The Face serie

Cuba, oct. 08




12 Commentaires
  1. José Marti…
    Je me grefferais bien sur un verre en terrasse pour parler photo, Cuba…
    Mais trop tard pour Paris j’y étais la semaine dernière.

  2. Une certaine moiteur.

  3. J’aime beaucoup cette ambiance avec le mouvement de la voiture ou de la moto qui “balance” les palmiers sous ce ciel tourmenté et le tout en si peu d’espace : très belle photo !

  4. Les pas gigantesques de Jose Marti semblent laisser la voiture du photographe sur place.

  5. Merci à tous.
    Brigitte n’hésites pas la prochaine fois 😉
    Sinon pourquoi pas sur Lyon Estienne, je dois y récupérer “un de ces jours” quelques tirages d’une vieille expo de Cuba.

  6. Je n’ai pas beaucoup de disponibilités mais ce serait avec plaisir !
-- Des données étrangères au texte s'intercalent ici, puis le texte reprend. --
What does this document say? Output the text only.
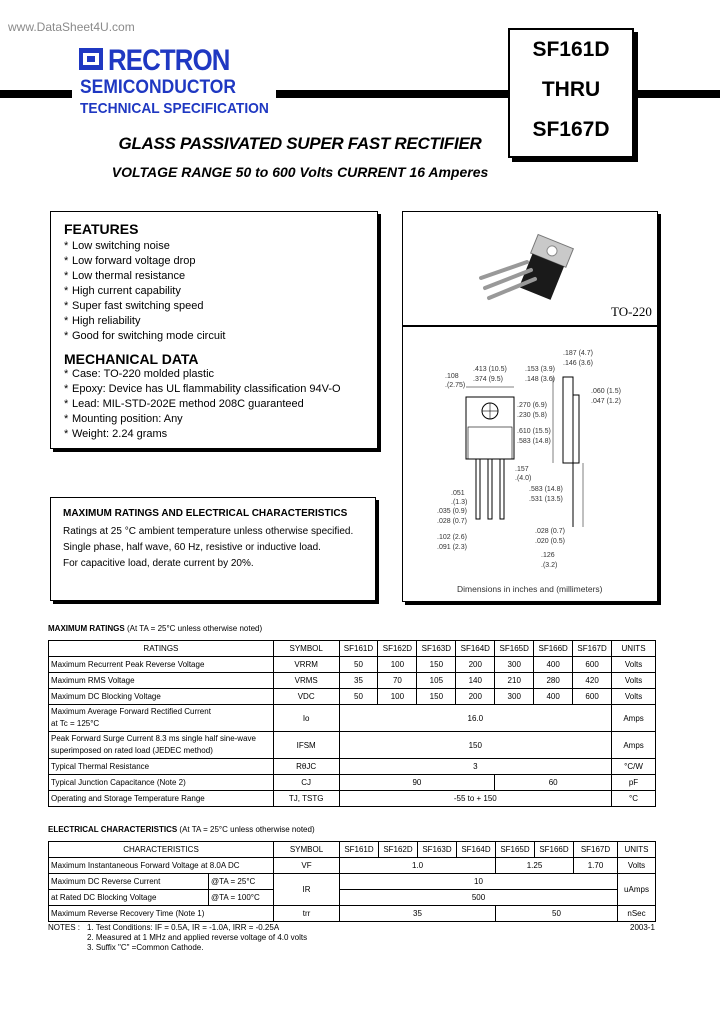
www.DataSheet4U.com
RECTRON
SEMICONDUCTOR
TECHNICAL SPECIFICATION
SF161D
THRU
SF167D
GLASS PASSIVATED SUPER FAST RECTIFIER
VOLTAGE RANGE 50 to 600 Volts CURRENT 16 Amperes
FEATURES
* Low switching noise
* Low forward voltage drop
* Low thermal resistance
* High current capability
* Super fast switching speed
* High reliability
* Good for switching mode circuit
MECHANICAL DATA
* Case: TO-220 molded plastic
* Epoxy: Device has UL flammability classification 94V-O
* Lead: MIL-STD-202E method 208C guaranteed
* Mounting position: Any
* Weight: 2.24 grams
TO-220
.413 (10.5)
.374 (9.5)
.108
.(2.75)
.153 (3.9)
.148 (3.6)
.187 (4.7)
.146 (3.6)
.060 (1.5)
.047 (1.2)
.270 (6.9)
.230 (5.8)
.610 (15.5)
.583 (14.8)
.157
.(4.0)
.583 (14.8)
.531 (13.5)
.051
.(1.3)
.035 (0.9)
.028 (0.7)
.102 (2.6)
.091 (2.3)
.028 (0.7)
.020 (0.5)
.126
.(3.2)
Dimensions in inches and (millimeters)
MAXIMUM RATINGS AND ELECTRICAL CHARACTERISTICS
Ratings at 25 °C ambient temperature unless otherwise specified.
Single phase, half wave, 60 Hz, resistive or inductive load.
For capacitive load, derate current by 20%.
MAXIMUM RATINGS (At TA = 25°C unless otherwise noted)
RATINGS	SYMBOL	SF161D	SF162D	SF163D	SF164D	SF165D	SF166D	SF167D	UNITS
Maximum Recurrent Peak Reverse Voltage	VRRM	50	100	150	200	300	400	600	Volts
Maximum RMS Voltage	VRMS	35	70	105	140	210	280	420	Volts
Maximum DC Blocking Voltage	VDC	50	100	150	200	300	400	600	Volts

Maximum Average Forward Rectified Current
at Tc = 125°C	Io	16.0							Amps

Peak Forward Surge Current 8.3 ms single half sine-wave
superimposed on rated load (JEDEC method)	IFSM	150							Amps
Typical Thermal Resistance	RθJC	3							°C/W
Typical Junction Capacitance (Note 2)	CJ	90				60			pF
Operating and Storage Temperature Range	TJ, TSTG	-55 to + 150							°C
ELECTRICAL CHARACTERISTICS (At TA = 25°C unless otherwise noted)
CHARACTERISTICS		SYMBOL	SF161D	SF162D	SF163D	SF164D	SF165D	SF166D	SF167D	UNITS
Maximum Instantaneous Forward Voltage at 8.0A DC		VF	1.0				1.25		1.70	Volts
Maximum DC Reverse Current	@TA = 25°C	IR	10							uAmps
at Rated DC Blocking Voltage	@TA = 100°C		500							
Maximum Reverse Recovery Time (Note 1)		trr	35				50			nSec
NOTES : 1. Test Conditions: IF = 0.5A, IR = -1.0A, IRR = -0.25A
2. Measured at 1 MHz and applied reverse voltage of 4.0 volts
3. Suffix "C" =Common Cathode.
2003-1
  7. @Spirithom. Quand tu récupères tes tirages d’expo, fais signe. Ca se passait où?J’ai eu du mal à soupçonner José Marti, mais la Brigade du même nom remonte aux calendes.
    En attendant il faut que je trouve du rhum pour le baba du même nom et je me demande si du Cuba Libre de quelques années d’âge ferait l’affaire…
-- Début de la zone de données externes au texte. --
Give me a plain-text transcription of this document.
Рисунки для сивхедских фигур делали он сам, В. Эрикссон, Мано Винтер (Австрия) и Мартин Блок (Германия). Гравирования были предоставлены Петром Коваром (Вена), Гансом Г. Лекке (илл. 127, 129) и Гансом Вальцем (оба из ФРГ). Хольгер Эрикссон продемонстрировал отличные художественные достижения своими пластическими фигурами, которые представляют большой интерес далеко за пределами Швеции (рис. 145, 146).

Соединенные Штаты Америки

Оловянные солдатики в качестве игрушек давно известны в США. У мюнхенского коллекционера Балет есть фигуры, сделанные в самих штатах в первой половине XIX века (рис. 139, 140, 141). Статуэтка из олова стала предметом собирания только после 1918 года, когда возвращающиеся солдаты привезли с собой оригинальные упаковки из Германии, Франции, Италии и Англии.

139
  8. C’est en général le premier contact que j’ai quand j’arrive dans un pays, je prends un taxi et je roule la vitre ouverte…. le paysage defile je sens les premières odeurs, les bruits !
    Avec cette photo cette sensation est renouvelée.
    Je viens de regarder ta série sur ton site, les ambiances cubaines sont délicieuses ….

  9. Un sentiment de voyage, mais ce pourrait être n’importe où…

  10. En effet Tristan, à part qu’il est difficile de trouver “plus” cubain que José Marti. Que cette sous-série the Face serie est en effet la moins typiquement cubaine. Sinon puisque le “n’importe où” reviens souvent au sujet de ce travail, quelques pistes de réflexion ici
    https://www.lavieengris.com/?p=63238
    ou ailleurs
    https://www.lavieengris.com/?p=9154

  11. D’autres cherchent Cuba dans les signes de Cuba. Dans la démonstration de Cuba. Pour moi les photos de Spirithom sont les meilleures sur le sujet à ma connaissance. Sans rien savoir de son itinéraire, je me retrouve dans cette appréhension, au plus fort de la sensation que l’on peut avoir de cette rudesse tropicale mal éclairée.

  12. … Mais je cherche toujours José Marti!